The latest IMF data for the first quarter of this year shows China’s market share edged down in January and February -- notoriously volatile months because of a week-long Lunar New Year holiday -- and bounced back again in March, indicating the nation’s manufacturers are set to at least hold on to previous gains. Last year, the U.S. also increased its share while Russia was the biggest decliner among the top 15 exporters as oil prices fell.
But it’s not all upside for China. While it’s successfully transitioning into medium-end technologies, it has yet to make the leap into high-value-added exports, says Andrew Polk, Beijing-based head of China research at Medley Global Advisors, which advises hedge funds and other institutional investors.
"Maybe they can, but it remains an open question," he said. "The highest value-add is in intangible items like branding. Right now, there is not really a globally branded Chinese company that stands for high quality."

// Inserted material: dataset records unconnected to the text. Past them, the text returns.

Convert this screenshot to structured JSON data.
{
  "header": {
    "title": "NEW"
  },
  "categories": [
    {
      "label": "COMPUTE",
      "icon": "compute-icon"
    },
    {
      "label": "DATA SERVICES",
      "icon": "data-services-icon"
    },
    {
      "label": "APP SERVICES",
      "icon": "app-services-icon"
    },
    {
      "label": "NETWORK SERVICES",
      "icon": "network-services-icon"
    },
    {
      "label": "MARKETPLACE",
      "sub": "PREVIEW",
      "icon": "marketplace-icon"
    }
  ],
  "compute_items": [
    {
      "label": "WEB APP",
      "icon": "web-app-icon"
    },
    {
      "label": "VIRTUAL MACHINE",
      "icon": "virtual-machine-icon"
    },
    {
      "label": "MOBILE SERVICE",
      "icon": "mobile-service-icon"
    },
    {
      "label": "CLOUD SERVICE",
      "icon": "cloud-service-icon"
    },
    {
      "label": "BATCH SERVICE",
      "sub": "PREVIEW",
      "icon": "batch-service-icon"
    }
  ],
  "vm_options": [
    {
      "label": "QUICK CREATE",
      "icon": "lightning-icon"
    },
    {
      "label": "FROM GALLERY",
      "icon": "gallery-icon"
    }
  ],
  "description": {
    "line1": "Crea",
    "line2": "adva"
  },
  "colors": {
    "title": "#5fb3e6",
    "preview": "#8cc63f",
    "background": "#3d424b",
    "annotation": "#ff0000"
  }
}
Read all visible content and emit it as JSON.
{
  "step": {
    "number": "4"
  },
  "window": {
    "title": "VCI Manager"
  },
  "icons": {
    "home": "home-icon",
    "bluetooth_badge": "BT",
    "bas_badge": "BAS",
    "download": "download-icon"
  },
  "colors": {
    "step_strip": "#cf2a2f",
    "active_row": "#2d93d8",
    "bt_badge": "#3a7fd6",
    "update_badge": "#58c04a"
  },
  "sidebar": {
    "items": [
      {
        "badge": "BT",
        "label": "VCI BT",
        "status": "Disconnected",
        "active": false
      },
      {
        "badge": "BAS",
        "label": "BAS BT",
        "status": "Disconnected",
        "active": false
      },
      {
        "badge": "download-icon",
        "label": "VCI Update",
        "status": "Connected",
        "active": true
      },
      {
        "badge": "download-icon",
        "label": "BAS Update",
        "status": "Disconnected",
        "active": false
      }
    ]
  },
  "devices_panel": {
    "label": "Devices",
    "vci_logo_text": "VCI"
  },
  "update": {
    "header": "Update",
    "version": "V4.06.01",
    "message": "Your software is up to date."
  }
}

Yet even without its own Coca-Cola, Nike or Apple equivalent on the world stage, China’s export juggernaut is winning by default as other major exporters fall behind.
"After having come this far I see no reason why China’s march up the value-chain would suddenly stop," said James Laurenceson, deputy director of the Australia-China Relations Institute at the University of Technology in Sydney. "Chinese companies are competing outside their home base against the best in the world, and winning. This points to a hyper-competitive manufacturing sector, not one losing its shine.